# GPS Coordinates or Driving Directions



## XDoodlebugger (Jan 24, 2012)

miky348 said:


> Hello,
> 
> I am trying to track down a property/plot in Jebel Ali Industrial Area. All I have is plot# 599-1903. It is located across 599-1000 (Dewa pumping station) near Road 80. Approached Dubai Land department and got GPS coordinates (2763700N, 480300E), they lead to outside of UAE (unless I am reading them wrong). Even called JAFZA customer service still no luck.
> 
> ...


Your coordinates are in the local datum, I have nothing to convert them here at home.


----------



## XDoodlebugger (Jan 24, 2012)

miky348 said:


> I don't understand....


They probably gave you coordinates the Dubai Local Transverse Mercator (DLTM) system, this is not the same as the latitude and longitude you use for your Garmin.

If it was a standard UTM system there are web sites that convert coordinates to Lats/Longs and I could give those to you. But the UAE is "special" and uses a local system that needs specialized software or web site to convert these. A hiking type or other Garmin might be able to do it for you, a standard car unit will not convert that I am aware of.

I have software on my work computer that will do the conversion but don't have it with me.

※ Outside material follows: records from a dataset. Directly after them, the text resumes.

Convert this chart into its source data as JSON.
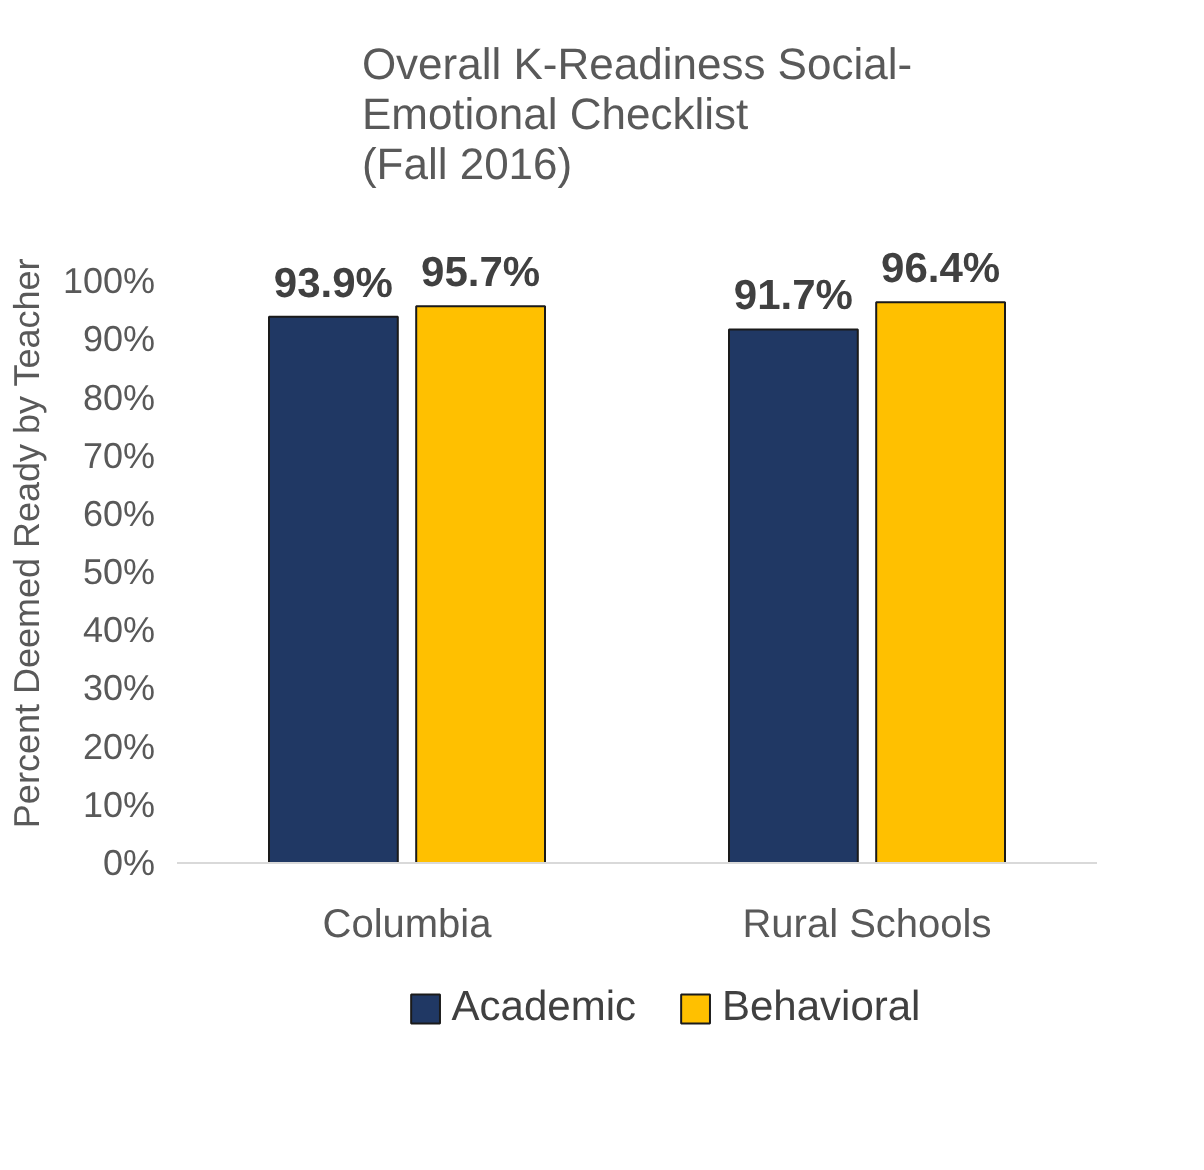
{
  "chart_data": {
    "type": "bar",
    "title": "Overall K-Readiness Social-\nEmotional Checklist\n(Fall 2016)",
    "ylabel": "Percent Deemed Ready by Teacher",
    "categories": [
      "Columbia",
      "Rural Schools"
    ],
    "series": [
      {
        "name": "Academic",
        "color": "#203864",
        "values": [
          93.9,
          91.7
        ],
        "value_labels": [
          "93.9%",
          "91.7%"
        ]
      },
      {
        "name": "Behavioral",
        "color": "#ffc000",
        "values": [
          95.7,
          96.4
        ],
        "value_labels": [
          "95.7%",
          "96.4%"
        ]
      }
    ],
    "ylim": [
      0,
      100
    ],
    "yticks": [
      {
        "value": 0,
        "label": "0%"
      },
      {
        "value": 10,
        "label": "10%"
      },
      {
        "value": 20,
        "label": "20%"
      },
      {
        "value": 30,
        "label": "30%"
      },
      {
        "value": 40,
        "label": "40%"
      },
      {
        "value": 50,
        "label": "50%"
      },
      {
        "value": 60,
        "label": "60%"
      },
      {
        "value": 70,
        "label": "70%"
      },
      {
        "value": 80,
        "label": "80%"
      },
      {
        "value": 90,
        "label": "90%"
      },
      {
        "value": 100,
        "label": "100%"
      }
    ],
    "grid": false,
    "legend": "bottom"
  }
}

Basically the north coordinate is meters from the equator, the easting is meters from 55 degrees 20 minutes with a false easting of 500,000 meters.


----------



## XDoodlebugger (Jan 24, 2012)

miky348 said:


> Can you please do the conversion tomorrow at work and forward it?
> 
> thanks


Sorry, but the local system wasn't loaded into my software.


----------



## Red_Nosed (Nov 30, 2011)

Try reading this, see if it gets you started. But google for the tool elsewhere: 

GeoCommunity SpatialNews


----------



## Red_Nosed (Nov 30, 2011)

BTW, is this relevant to you? (Popped up in google)

Construction Project and Tenders - Labour Accommodation, G+4 at Plot No. 599-1903


----------